Thickness-Dependent Thermal Conductivity of Annealed n-Bi2Te3 and p-Bi0.5Sb1.5Te3 Thin Films and Theoretical Analysis

Abstract

We report on the thickness-dependent thermal conductivities of n-type bismuth telluride ( Bi2Te3) and p-type bismuth antimony telluride ( Bi0.5Sb1.5Te3) thin films using modified Callaway and Sondheimer models. In this study, Bi2Te3 thin films with thicknesses of 100, 300, and 420 nm and Bi0.5Sb1.5Te3 thin films with thicknesses of 100, 300, and 780 nm were prepared using radio-frequency magnetron sputtering. The average thermal conductivities of the Bi2Te3 and Bi0.5Sb1.5Te3 thin films were determined to range from 0.38 to 0.96 and from 0.26 to 0.59W/m.K at 300 K, respectively, using the four-point-probe 3-omega method.
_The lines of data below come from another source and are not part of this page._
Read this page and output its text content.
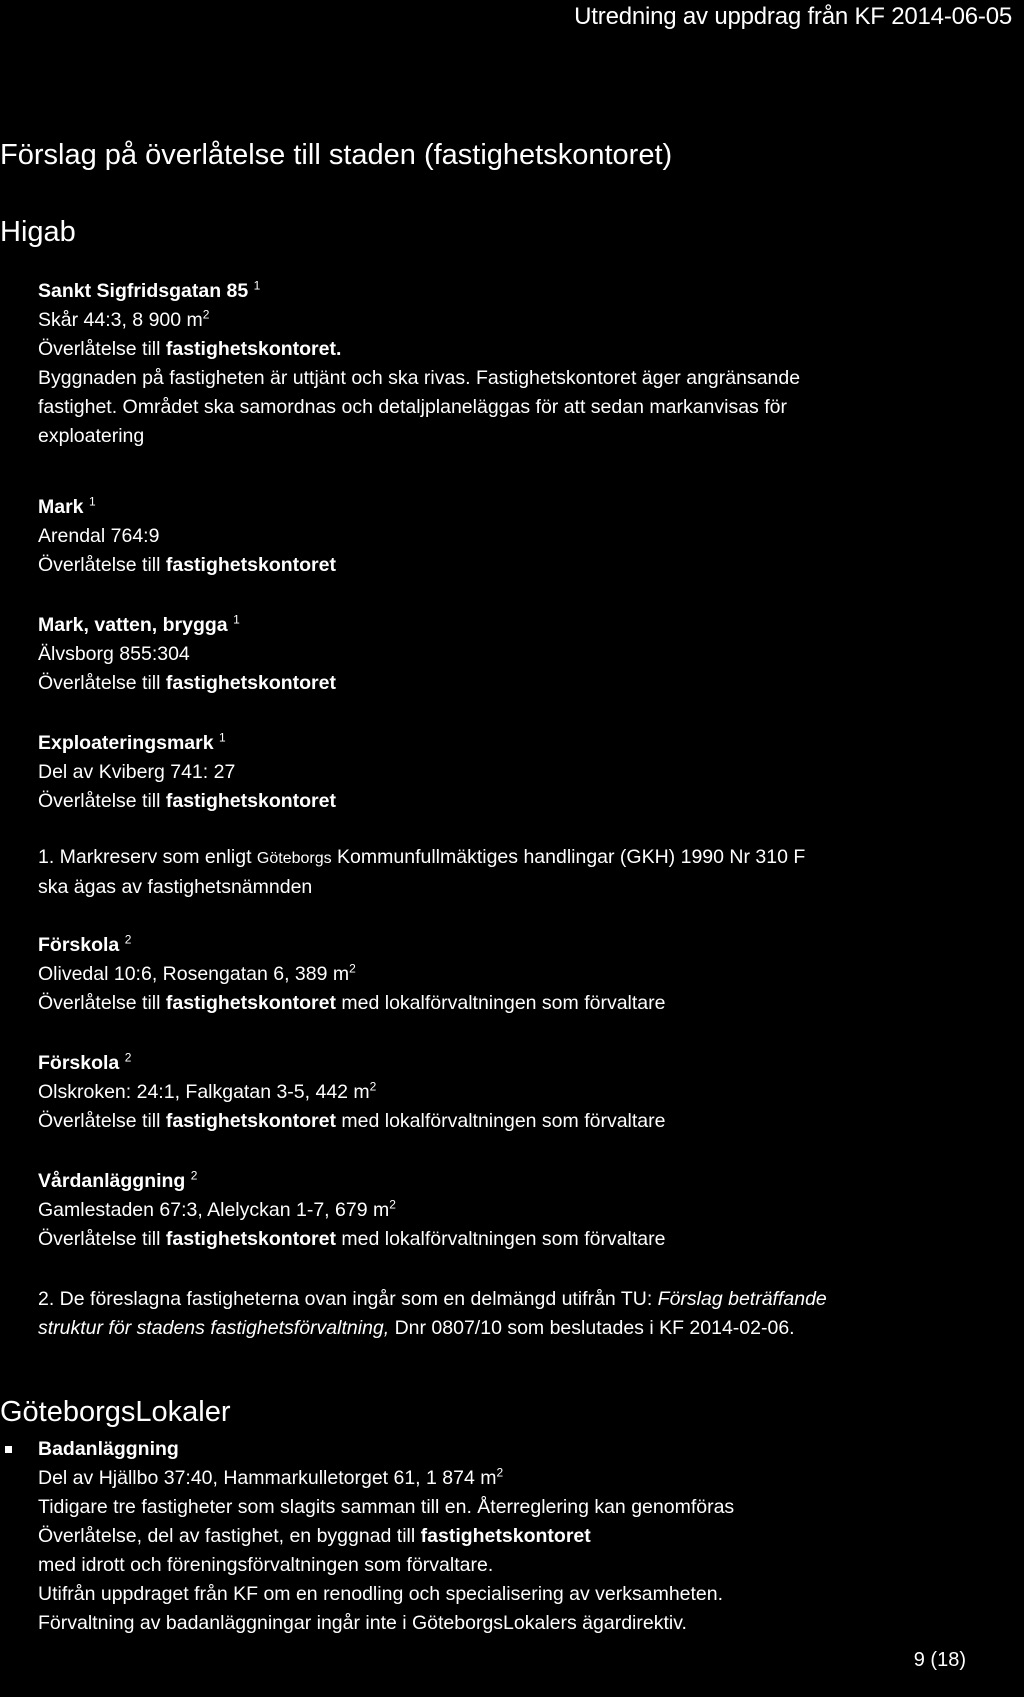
Utredning av uppdrag från KF 2014-06-05
Förslag på överlåtelse till staden (fastighetskontoret)
Higab
Sankt Sigfridsgatan 85 $^1$
Skår 44:3, 8 900 $m^2$
Överlåtelse till fastighetskontoret.
Byggnaden på fastigheten är uttjänt och ska rivas. Fastighetskontoret äger angränsande
fastighet. Området ska samordnas och detaljplaneläggas för att sedan markanvisas för
exploatering
Mark $^1$
Arendal 764:9
Överlåtelse till fastighetskontoret
Mark, vatten, brygga $^1$
Älvsborg 855:304
Överlåtelse till fastighetskontoret
Exploateringsmark $^1$
Del av Kviberg 741: 27
Överlåtelse till fastighetskontoret
1. Markreserv som enligt Göteborgs Kommunfullmäktiges handlingar (GKH) 1990 Nr 310 F
ska ägas av fastighetsnämnden
Förskola $^2$
Olivedal 10:6, Rosengatan 6, 389 $m^2$
Överlåtelse till fastighetskontoret med lokalförvaltningen som förvaltare
Förskola $^2$
Olskroken: 24:1, Falkgatan 3-5, 442 $m^2$
Överlåtelse till fastighetskontoret med lokalförvaltningen som förvaltare
Vårdanläggning $^2$
Gamlestaden 67:3, Alelyckan 1-7, 679 $m^2$
Överlåtelse till fastighetskontoret med lokalförvaltningen som förvaltare
2. De föreslagna fastigheterna ovan ingår som en delmängd utifrån TU: Förslag beträffande
struktur för stadens fastighetsförvaltning, Dnr 0807/10 som beslutades i KF 2014-02-06.
GöteborgsLokaler
Badanläggning
Del av Hjällbo 37:40, Hammarkulletorget 61, 1 874 $m^2$
Tidigare tre fastigheter som slagits samman till en. Återreglering kan genomföras
Överlåtelse, del av fastighet, en byggnad till fastighetskontoret
med idrott och föreningsförvaltningen som förvaltare.
Utifrån uppdraget från KF om en renodling och specialisering av verksamheten.
Förvaltning av badanläggningar ingår inte i GöteborgsLokalers ägardirektiv.
9 (18)
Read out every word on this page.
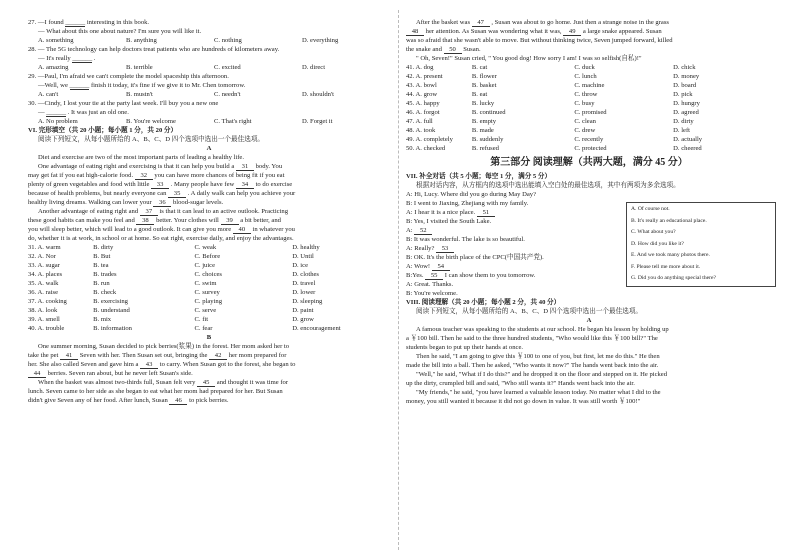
27. —I found ______ interesting in this book.
— What about this one about nature? I'm sure you will like it.
A. something	B. anything	C. nothing	D. everything
28. — The 5G technology can help doctors treat patients who are hundreds of kilometers away.
— It's really ______ .
A. amazing	B. terrible	C. excited	D. direct
29. —Paul, I'm afraid we can't complete the model spaceship this afternoon.
—Well, we ______ finish it today, it's fine if we give it to Mr. Chen tomorrow.
A. can't	B. mustn't	C. needn't	D. shouldn't
30. —Cindy, I lost your tie at the party last week. I'll buy you a new one
— ______ . It was just an old one.
A. No problem	B. You're welcome	C. That's right	D. Forget it
VI. 完形填空（共 20 小题；每小题 1 分，共 20 分）
阅读下列短文，从每小题所给的 A、B、C、D 四个选项中选出一个最佳选项。
A
Diet and exercise are two of the most important parts of leading a healthy life.
One advantage of eating right and exercising is that it can help you build a 31 body. You
may get fat if you eat high-calorie food. 32 you can have more chances of being fit if you eat
plenty of green vegetables and food with little 33 . Many people have few 34 to do exercise
because of health problems, but nearly everyone can 35 . A daily walk can help you achieve your
healthy living dreams. Walking can lower your 36 blood-sugar levels.
Another advantage of eating right and 37 is that it can lead to an active outlook. Practicing
these good habits can make you feel and 38 better. Your clothes will 39 a bit better, and
you will sleep better, which will lead to a good outlook. It can give you more 40 in whatever you
do, whether it is at work, in school or at home. So eat right, exercise daily, and enjoy the advantages.
31. A. warm	B. dirty	C. weak	D. healthy
32. A. Nor	B. But	C. Before	D. Until
33. A. sugar	B. tea	C. juice	D. ice
34. A. places	B. trades	C. choices	D. clothes
35. A. walk	B. run	C. swim	D. travel
36. A. raise	B. check	C. survey	D. lower
37. A. cooking	B. exercising	C. playing	D. sleeping
38. A. look	B. understand	C. serve	D. paint
39. A. smell	B. mix	C. fit	D. grow
40. A. trouble	B. information	C. fear	D. encouragement
B
One summer morning, Susan decided to pick berries(浆果) in the forest. Her mom asked her to
take the pet 41 Seven with her. Then Susan set out, bringing the 42 her mom prepared for
her. She also called Seven and gave him a 43 to carry. When Susan got to the forest, she began to
44 berries. Seven ran about, but he never left Susan's side.
When the basket was almost two-thirds full, Susan felt very 45 and thought it was time for
lunch. Seven came to her side as she began to eat what her mom had prepared for her. But Susan
didn't give Seven any of her food. After lunch, Susan 46 to pick berries.
After the basket was 47 , Susan was about to go home. Just then a strange noise in the grass
48 her attention. As Susan was wondering what it was, 49 a large snake appeared. Susan
was so afraid that she wasn't able to move. But without thinking twice, Seven jumped forward, killed
the snake and 50 Susan.
" Oh, Seven!" Susan cried, " You good dog! How sorry I am! I was so selfish(自私)!"
41. A. dog	B. cat	C. duck	D. chick
42. A. present	B. flower	C. lunch	D. money
43. A. bowl	B. basket	C. machine	D. board
44. A. grow	B. eat	C. throw	D. pick
45. A. happy	B. lucky	C. busy	D. hungry
46. A. forgot	B. continued	C. promised	D. agreed
47. A. full	B. empty	C. clean	D. dirty
48. A. took	B. made	C. drew	D. left
49. A. completely	B. suddenly	C. recently	D. actually
50. A. checked	B. refused	C. protected	D. cheered
第三部分 阅读理解（共两大题，满分 45 分）
VII. 补全对话（共 5 小题；每空 1 分，满分 5 分）
根据对话内容，从方框内的选项中选出能填入空白处的最佳选项，其中有两项为多余选项。
A: Hi, Lucy. Where did you go during May Day?
B: I went to Jiaxing, Zhejiang with my family.
A: I hear it is a nice place. 51
B: Yes, I visited the South Lake.
A: 52
B: It was wonderful. The lake is so beautiful.
A: Really? 53
B: OK. It's the birth place of the CPC(中国共产党).
A: Wow! 54
B:Yes. 55 I can show them to you tomorrow.
A: Great. Thanks.
B: You're welcome.
A. Of course not.
B. It's really an educational place.
C. What about you?
D. How did you like it?
E. And we took many photos there.
F. Please tell me more about it.
G. Did you do anything special there?
VIII. 阅读理解（共 20 小题；每小题 2 分，共 40 分）
阅读下列短文，从每小题所给的 A、B、C、D 四个选项中选出一个最佳选项。
A
A famous teacher was speaking to the students at our school. He began his lesson by holding up
a ￥100 bill. Then he said to the three hundred students, "Who would like this ￥100 bill?" The
students began to put up their hands at once.
Then he said, "I am going to give this ￥100 to one of you, but first, let me do this." He then
made the bill into a ball. Then he asked, "Who wants it now?" The hands went back into the air.
"Well," he said, "What if I do this?" and he dropped it on the floor and stepped on it. He picked
up the dirty, crumpled bill and said, "Who still wants it?" Hands went back into the air.
"My friends," he said, "you have learned a valuable lesson today. No matter what I did to the
money, you still wanted it because it did not go down in value. It was still worth ￥100!"
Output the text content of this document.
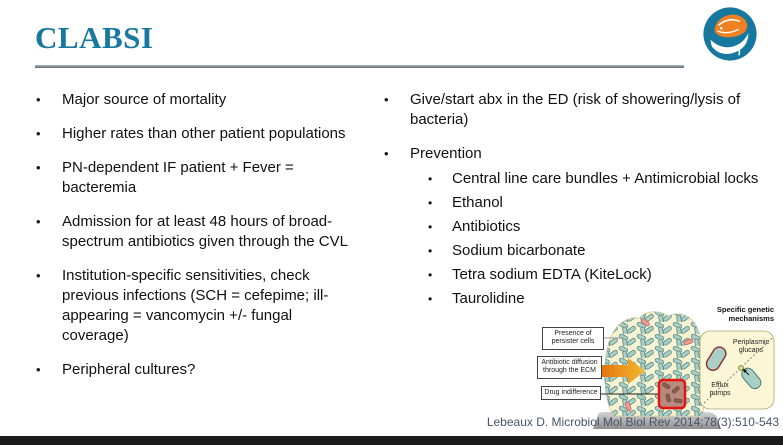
CLABSI
•	Major source of mortality
•	Higher rates than other patient populations
•	PN-dependent IF patient + Fever = bacteremia
•	Admission for at least 48 hours of broad-spectrum antibiotics given through the CVL
•	Institution-specific sensitivities, check previous infections (SCH = cefepime; ill-appearing = vancomycin +/- fungal coverage)
•	Peripheral cultures?
•	Give/start abx in the ED (risk of showering/lysis of bacteria)
•	Prevention
•	Central line care bundles + Antimicrobial locks
•	Ethanol
•	Antibiotics
•	Sodium bicarbonate
•	Tetra sodium EDTA (KiteLock)
•	Taurolidine
Presence of persister cells
Antibiotic diffusion through the ECM
Drug indifference
Specific genetic mechanisms
Periplasmic glucans
Efflux pumps
Lebeaux D. Microbiol Mol Biol Rev 2014;78(3):510-543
The experimental results, including the thickness-dependent thermal conductivities of the Bi2Te3 and Bi0.5Sb1.5Te3 thin films, were further analyzed using both modified Callaway and Sondheimer models, which showed good agreement with the experimental results. This result implies that the thermal conductivity of the films is significantly reduced compared with the bulk values because of the enhanced phonon scattering in thin films. We have confidence that this theoretical analysis could significantly contribute to further understanding of thermal transport in thin films.